The subsequent increase in Jewish migration to Palestine was met by increased violence by Arabs, who feared—rightly—that many of them would have to be removed from the area so that a Jewish majority could be established. The founding of Israel in 1948—which was advocated by many as the establishment of a safe haven for European Jews who had been driven from their homes by the Third Reich—was met by full-scale war.
Though many Americans think of Islamic terrorism against the U.S. as part of an inevitable “clash of cultures,” not one American died at the hands of a politically motivated Arab or Muslim until June 5, 1968, when Robert F. Kennedy was shot to death by Sirhan Sirhan. The killing came shortly after President Lyndon Johnson declared that the U.S. would become Israel’s major sponsor, and Kennedy announced that if elected president he would supply Israel with whatever weapons it needed so that the Jewish state “can protect itself” against its Arab neighbors.
There is wide agreement that Sirhan's principal motivation was his anger over U.S. support of Israel generally and Kennedy’s pledge in particular. A Palestinian born in Jerusalem, Sirhan had filled notebooks with rage against Zionists—and against Kennedy, for what the Los Angeles Times reported as “the senator’s advocacy of U.S. support for Israel.”
Since then, the United States has given more than $100 billion in aid to Israel, which has been roughly one-third of all foreign aid given by the U.S. Also since then, some 15,000 Israelis and nearly 5,000 Americans have been killed by Arabs opposed to the existence of Israel. Not one of those Israelis would have died had they lived in New York or Los Angeles, and it is reasonable to argue that many more Americans would be alive today had the United States never given aid to Israel.
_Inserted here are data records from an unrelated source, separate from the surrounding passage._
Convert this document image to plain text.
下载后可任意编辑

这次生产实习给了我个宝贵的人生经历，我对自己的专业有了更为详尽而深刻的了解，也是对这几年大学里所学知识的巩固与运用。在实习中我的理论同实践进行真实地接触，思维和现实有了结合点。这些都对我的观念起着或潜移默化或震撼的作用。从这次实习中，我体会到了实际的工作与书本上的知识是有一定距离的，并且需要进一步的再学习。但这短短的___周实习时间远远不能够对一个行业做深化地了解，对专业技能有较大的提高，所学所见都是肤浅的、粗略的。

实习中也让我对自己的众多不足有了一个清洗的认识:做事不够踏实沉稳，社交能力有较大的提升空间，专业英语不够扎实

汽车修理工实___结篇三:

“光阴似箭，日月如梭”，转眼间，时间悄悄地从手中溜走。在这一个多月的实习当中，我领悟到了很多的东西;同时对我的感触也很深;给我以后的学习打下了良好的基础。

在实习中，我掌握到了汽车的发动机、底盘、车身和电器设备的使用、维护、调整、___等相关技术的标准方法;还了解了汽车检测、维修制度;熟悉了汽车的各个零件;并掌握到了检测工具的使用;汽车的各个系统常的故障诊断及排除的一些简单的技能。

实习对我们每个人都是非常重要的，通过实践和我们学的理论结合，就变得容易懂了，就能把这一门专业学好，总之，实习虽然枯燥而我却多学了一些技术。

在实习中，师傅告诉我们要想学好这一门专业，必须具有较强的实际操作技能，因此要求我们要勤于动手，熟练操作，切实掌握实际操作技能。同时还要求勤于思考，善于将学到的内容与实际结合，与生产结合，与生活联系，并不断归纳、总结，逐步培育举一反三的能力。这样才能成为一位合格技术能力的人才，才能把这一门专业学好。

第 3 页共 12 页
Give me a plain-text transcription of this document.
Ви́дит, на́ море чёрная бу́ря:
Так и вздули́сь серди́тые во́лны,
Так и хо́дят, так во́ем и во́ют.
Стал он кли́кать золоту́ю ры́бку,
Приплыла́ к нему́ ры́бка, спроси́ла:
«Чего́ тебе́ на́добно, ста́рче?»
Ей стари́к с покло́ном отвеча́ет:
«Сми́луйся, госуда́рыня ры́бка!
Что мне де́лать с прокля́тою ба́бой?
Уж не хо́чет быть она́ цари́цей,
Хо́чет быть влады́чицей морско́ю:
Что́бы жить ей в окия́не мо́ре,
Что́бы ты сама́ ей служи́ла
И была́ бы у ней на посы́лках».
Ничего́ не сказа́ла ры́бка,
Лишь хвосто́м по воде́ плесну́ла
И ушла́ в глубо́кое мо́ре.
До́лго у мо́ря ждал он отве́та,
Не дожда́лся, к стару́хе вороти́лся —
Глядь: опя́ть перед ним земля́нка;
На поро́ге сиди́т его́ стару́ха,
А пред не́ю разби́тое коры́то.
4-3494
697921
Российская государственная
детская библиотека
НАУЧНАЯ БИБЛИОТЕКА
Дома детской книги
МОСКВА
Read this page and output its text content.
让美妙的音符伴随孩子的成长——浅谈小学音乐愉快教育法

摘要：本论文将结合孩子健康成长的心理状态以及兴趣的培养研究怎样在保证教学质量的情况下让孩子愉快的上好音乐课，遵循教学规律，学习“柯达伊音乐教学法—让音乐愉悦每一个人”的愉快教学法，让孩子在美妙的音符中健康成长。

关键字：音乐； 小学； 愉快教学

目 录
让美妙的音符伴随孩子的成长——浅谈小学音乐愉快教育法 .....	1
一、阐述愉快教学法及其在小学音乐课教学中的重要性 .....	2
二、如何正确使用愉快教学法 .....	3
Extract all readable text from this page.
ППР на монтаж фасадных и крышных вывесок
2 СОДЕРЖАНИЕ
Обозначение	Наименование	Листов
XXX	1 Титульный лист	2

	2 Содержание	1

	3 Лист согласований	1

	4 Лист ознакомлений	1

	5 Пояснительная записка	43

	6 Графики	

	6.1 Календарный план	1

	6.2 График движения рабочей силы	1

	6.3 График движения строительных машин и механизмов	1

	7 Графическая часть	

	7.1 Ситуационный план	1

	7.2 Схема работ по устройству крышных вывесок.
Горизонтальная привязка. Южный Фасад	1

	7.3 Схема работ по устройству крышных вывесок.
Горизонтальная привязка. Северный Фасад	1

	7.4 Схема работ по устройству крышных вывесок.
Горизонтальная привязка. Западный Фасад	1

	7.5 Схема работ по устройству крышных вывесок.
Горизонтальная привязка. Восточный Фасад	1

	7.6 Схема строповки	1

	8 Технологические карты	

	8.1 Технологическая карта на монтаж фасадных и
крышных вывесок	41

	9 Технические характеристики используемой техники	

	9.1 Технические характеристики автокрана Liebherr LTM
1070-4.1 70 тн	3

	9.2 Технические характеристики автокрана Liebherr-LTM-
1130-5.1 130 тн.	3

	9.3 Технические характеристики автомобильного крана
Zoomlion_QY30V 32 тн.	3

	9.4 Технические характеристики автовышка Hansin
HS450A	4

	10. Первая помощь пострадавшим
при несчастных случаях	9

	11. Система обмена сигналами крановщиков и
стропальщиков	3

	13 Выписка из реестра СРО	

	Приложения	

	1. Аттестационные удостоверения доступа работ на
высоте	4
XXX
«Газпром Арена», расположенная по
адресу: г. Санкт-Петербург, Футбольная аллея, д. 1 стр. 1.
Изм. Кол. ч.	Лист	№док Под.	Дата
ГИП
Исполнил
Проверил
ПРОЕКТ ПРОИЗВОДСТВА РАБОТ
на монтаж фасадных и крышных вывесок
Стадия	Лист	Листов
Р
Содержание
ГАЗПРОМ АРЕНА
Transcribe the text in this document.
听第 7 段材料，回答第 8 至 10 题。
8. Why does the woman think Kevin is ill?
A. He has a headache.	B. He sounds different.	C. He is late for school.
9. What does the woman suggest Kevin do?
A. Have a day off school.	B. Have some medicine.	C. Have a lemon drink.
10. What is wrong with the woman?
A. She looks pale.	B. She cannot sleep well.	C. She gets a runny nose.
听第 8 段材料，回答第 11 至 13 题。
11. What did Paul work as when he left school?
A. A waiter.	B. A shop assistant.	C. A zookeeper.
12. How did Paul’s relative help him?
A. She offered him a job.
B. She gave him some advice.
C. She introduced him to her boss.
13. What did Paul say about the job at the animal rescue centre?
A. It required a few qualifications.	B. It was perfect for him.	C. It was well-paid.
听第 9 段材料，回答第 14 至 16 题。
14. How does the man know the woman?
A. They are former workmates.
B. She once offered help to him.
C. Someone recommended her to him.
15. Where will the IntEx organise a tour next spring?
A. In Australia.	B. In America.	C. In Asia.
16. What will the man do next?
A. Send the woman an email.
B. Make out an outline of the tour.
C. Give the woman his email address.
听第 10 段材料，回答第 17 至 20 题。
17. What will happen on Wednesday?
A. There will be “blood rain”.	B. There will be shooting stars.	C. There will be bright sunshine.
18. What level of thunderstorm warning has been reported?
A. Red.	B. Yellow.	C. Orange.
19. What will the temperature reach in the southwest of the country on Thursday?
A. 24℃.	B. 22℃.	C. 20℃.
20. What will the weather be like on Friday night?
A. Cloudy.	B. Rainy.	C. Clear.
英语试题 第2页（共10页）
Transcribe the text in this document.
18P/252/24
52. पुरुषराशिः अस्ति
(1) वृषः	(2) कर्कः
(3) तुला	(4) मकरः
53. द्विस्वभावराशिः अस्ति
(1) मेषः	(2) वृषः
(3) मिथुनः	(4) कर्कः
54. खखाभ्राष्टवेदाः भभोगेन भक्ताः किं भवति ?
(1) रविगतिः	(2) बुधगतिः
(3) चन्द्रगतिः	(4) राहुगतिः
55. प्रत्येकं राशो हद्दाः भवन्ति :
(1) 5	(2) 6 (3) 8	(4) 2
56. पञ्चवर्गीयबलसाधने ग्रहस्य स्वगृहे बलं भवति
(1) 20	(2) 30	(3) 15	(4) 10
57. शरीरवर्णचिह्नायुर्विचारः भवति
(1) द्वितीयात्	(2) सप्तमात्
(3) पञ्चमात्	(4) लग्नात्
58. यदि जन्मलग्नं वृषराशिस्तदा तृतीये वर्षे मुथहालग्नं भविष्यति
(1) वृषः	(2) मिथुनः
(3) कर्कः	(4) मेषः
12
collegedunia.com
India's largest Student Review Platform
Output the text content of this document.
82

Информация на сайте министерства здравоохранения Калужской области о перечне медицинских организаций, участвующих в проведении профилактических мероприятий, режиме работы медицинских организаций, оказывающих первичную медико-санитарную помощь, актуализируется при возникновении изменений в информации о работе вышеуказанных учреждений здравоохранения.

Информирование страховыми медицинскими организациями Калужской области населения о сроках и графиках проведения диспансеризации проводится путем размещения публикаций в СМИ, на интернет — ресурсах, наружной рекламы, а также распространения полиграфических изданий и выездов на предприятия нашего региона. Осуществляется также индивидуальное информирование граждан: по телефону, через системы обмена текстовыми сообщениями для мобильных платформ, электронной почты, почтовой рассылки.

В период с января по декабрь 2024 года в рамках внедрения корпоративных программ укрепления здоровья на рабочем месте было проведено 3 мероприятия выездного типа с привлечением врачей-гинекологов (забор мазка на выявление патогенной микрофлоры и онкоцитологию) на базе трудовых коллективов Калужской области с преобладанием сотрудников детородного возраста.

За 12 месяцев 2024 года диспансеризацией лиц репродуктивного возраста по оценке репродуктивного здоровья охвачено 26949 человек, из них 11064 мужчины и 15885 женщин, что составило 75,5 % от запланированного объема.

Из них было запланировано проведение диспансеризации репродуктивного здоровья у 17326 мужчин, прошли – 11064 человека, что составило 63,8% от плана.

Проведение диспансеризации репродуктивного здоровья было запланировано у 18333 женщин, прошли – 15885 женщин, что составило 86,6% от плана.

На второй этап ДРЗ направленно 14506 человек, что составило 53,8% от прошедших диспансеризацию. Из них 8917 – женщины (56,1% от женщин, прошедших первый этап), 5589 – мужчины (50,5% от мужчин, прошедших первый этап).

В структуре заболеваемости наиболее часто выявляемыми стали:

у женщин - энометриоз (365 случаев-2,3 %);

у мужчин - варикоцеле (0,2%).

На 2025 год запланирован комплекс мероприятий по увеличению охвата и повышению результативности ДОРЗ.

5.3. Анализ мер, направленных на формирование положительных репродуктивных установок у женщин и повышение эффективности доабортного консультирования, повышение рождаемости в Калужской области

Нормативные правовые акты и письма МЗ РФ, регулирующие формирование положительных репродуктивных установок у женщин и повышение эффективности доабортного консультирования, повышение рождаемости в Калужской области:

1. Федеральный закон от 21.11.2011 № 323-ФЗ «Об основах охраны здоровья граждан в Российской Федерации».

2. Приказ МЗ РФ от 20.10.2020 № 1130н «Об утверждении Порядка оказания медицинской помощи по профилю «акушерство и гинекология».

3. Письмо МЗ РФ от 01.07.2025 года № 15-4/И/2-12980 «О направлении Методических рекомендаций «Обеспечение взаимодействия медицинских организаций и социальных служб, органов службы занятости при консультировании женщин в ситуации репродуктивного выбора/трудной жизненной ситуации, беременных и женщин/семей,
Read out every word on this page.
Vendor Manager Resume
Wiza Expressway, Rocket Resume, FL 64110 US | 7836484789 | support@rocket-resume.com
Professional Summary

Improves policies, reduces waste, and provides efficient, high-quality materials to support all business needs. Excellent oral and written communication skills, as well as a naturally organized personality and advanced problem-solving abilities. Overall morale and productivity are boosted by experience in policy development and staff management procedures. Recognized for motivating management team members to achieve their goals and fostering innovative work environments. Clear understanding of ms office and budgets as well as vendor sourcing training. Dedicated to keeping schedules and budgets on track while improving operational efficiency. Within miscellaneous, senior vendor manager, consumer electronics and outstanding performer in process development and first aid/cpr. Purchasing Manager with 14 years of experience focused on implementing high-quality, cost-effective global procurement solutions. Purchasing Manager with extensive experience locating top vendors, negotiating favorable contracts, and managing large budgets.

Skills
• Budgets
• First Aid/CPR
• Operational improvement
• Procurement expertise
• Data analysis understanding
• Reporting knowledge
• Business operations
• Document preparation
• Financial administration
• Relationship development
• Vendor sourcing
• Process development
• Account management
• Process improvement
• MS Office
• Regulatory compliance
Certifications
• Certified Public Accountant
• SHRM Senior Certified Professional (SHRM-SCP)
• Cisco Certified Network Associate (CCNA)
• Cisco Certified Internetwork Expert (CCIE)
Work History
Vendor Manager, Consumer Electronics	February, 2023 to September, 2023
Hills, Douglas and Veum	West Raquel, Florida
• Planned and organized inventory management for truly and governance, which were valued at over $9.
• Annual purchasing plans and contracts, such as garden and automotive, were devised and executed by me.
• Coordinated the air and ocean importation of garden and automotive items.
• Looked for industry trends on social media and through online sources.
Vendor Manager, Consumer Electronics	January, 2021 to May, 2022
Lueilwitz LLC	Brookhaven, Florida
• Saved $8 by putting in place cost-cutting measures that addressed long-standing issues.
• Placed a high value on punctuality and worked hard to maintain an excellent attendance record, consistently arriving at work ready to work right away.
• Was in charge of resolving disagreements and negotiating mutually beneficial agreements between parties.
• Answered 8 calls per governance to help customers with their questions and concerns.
In 1998, the World Islamic Front confirmed the forgotten fears of Forrestal, Marshall, and Kennan by issuing a fatwa “to kill the Americans and their allies—civilians and military” for grievances including U.S. support of “the Jews' petty state” and “its occupation of Jerusalem and murder of Muslims there.” Three years later, two leaders of the organization, Ayman Al-Zawahiri and Osama Bin Laden, followed their own edict.
Though the motivations of Al-Zawahiri and Bin Laden were not limited to outrage over Israel, the heads of al Qaeda have benefited greatly from continued U.S. support of the Jewish state. Recently, Centcom commander Gen. David Petraeus stunned many in Washington when he suggested during a Senate hearing and in a briefing to the Joint Chiefs of Staff that perceived U.S. complicity in the oppression of Palestinians is serving as the most powerful recruiting tool for anti-American terrorist organizations.
This evidence, these arguments, or even The Question itself will never move those who believe—for religious, political, or emotional reasons—that a Jewish state must exist in the Middle East. They will not change the minds of Israelis who would rather live in perpetual war than leave the land they say belongs to them. But they might very well convince Americans, and even some Jews, to no longer participate in what now is clearly an act of self-destruction.
Thaddeus Russell is the author of the forthcoming A Renegade History of the United States (Free Press/Simon & Schuster, 2010). He teaches history and cultural studies at Occidental College and has taught at Columbia University, Barnard College, Eugene Lang College, and the New School for Social Research.